Раздвоение личности — страница 18 из 90

— А почему не спишь? Ты же больше всех хотела спать.

Регина пожала плечами — что еще ответить? Как хорошо, что она успела спрятать чемодан и Ларину карточку. Про это все ведь не скажешь, что ей дали на недельку, попользоваться!

— Хороший телефон, — заключил Ваня спокойно и вернул ей аппаратик. — Дай мне свой номер, я запишу.

— Зачем?.. — глупо удивилась Регина.

— Как — зачем? С тобой разговаривать буду. Или с кем ты хотела разговаривать?

— Ни с кем, — она совсем растерялась. — То есть, с тобой тоже, конечно! Ваня, я не знаю номер, я только завтра куплю новую “симку”, эта заблокирована, кажется…

— Рин, последний раз с этого телефона еще летом звонили. Залежался он что-то у твоей девочки. Хорошо, завтра так завтра. Хочешь, сам подберу тебе тариф?

— Я лучше сама, Вань.

— Хорошо, — он пожал плечами. — А вообще, чужой телефон — это, знаешь… Ерунда это. Тебе срочно нужен телефон? Ну, давай, я тебе завтра куплю.

— Точно такой же не купишь, Вань. А мне такой хочется, хотя бы на неделю. Знаешь, сколько тут всего есть?

Это все она наугад сказала. Он удивился.

— Ты что, маленькая — чужие игрушки одалживать?

Регине не нравилось, что взгляд у него, и голос тоже — спокойные такие, без эмоций. Это всегда означало, что он сердится, или еще что-нибудь такое же плохое.

— Да что ты волнуешься! — воскликнула она, постаравшись, чтобы это прозвучало небрежно, — подумаешь, на одну неделю-то!

Это не прозвучало небрежно. Наоборот, натянуто прозвучало.

— И ты разобралась уже в этом во всем?

— Я разберусь завтра. Конечно, разберусь! Прямо с утра и начну!

Она сказала “я разберусь”! Это ему вообще не понравилось. Когда дело касалось техники, она говорила: “Давай разберемся”, или уж, скорее: “Вань, объясни мне, пожалуйста”. Нет, он, конечно, был не против, когда жена самостоятельно во что-то вникала или читала инструкцию к новому утюгу, скажем. Это он даже одобрял, но в том то и дело, что обычно она этого не делала! Она обращалась к нему решительно с каждой ерундой! А сегодня, пожалуйста — “я разберусь”! То бишь — отцепись, муженек, и не мешай!

— Ладно, я пошел спать, — решил Иван. — И тебе советую. Смотри, как поздно уже. Мне завтра в первую.

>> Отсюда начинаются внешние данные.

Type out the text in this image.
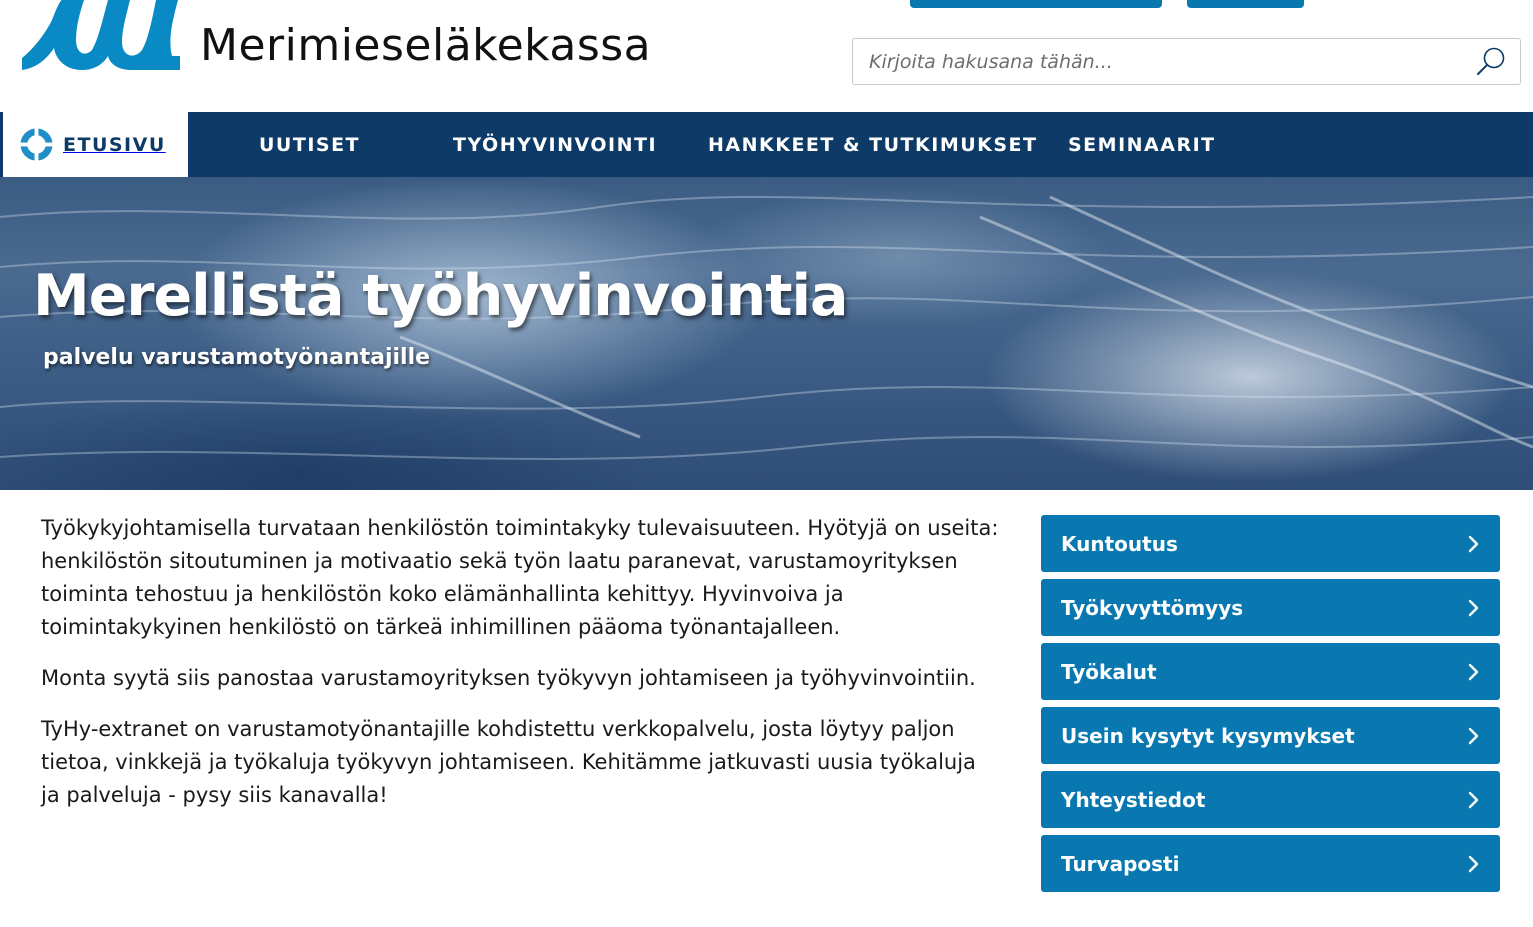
Merimieseläkekassa
Kirjoita hakusana tähän...
ETUSIVU	UUTISET	TYÖHYVINVOINTI	HANKKEET & TUTKIMUKSET SEMINAARIT
Merellistä työhyvinvointia
palvelu varustamotyönantajille

Työkykyjohtamisella turvataan henkilöstön toimintakyky tulevaisuuteen. Hyötyjä on useita: henkilöstön sitoutuminen ja motivaatio sekä työn laatu paranevat, varustamoyrityksen toiminta tehostuu ja henkilöstön koko elämänhallinta kehittyy. Hyvinvoiva ja toimintakykyinen henkilöstö on tärkeä inhimillinen pääoma työnantajalleen.

Monta syytä siis panostaa varustamoyrityksen työkyvyn johtamiseen ja työhyvinvointiin.

TyHy-extranet on varustamotyönantajille kohdistettu verkkopalvelu, josta löytyy paljon tietoa, vinkkejä ja työkaluja työkyvyn johtamiseen. Kehitämme jatkuvasti uusia työkaluja ja palveluja - pysy siis kanavalla!

Kuntoutus
Työkyvyttömyys
Työkalut
Usein kysytyt kysymykset
Yhteystiedot
Turvaposti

Уходя, он зябко повел плечами — не от холода. Он не сразу понял, что это такое. Такое бывает, когда пристально смотрят в спину — щекотка не щекотка, а специфическое такое чувство между лопатками. И это всегда означало чужой взгляд, Регинин — никогда. Никогда еще в своем доме он такого не испытывал, никогда взгляд жены не тревожил и не казался чужим. Это было… как-то странно.

Регина бросила телефон в сумку. Вот не было печали…

— Твой благоверный — что, землю роет? Или мне показалось? — полюбопытствовала Лара.

— Может быть, — признала Регина, тихонько, вслух.

Хотя, конечно, вопрос был риторический. Лара выразительно вздохнула.

— Что может быть? Не в первую, а во вторую? — спросил, оглянувшись, Иван. — Я точно знаю, в какую мне смену! Или ты о чем?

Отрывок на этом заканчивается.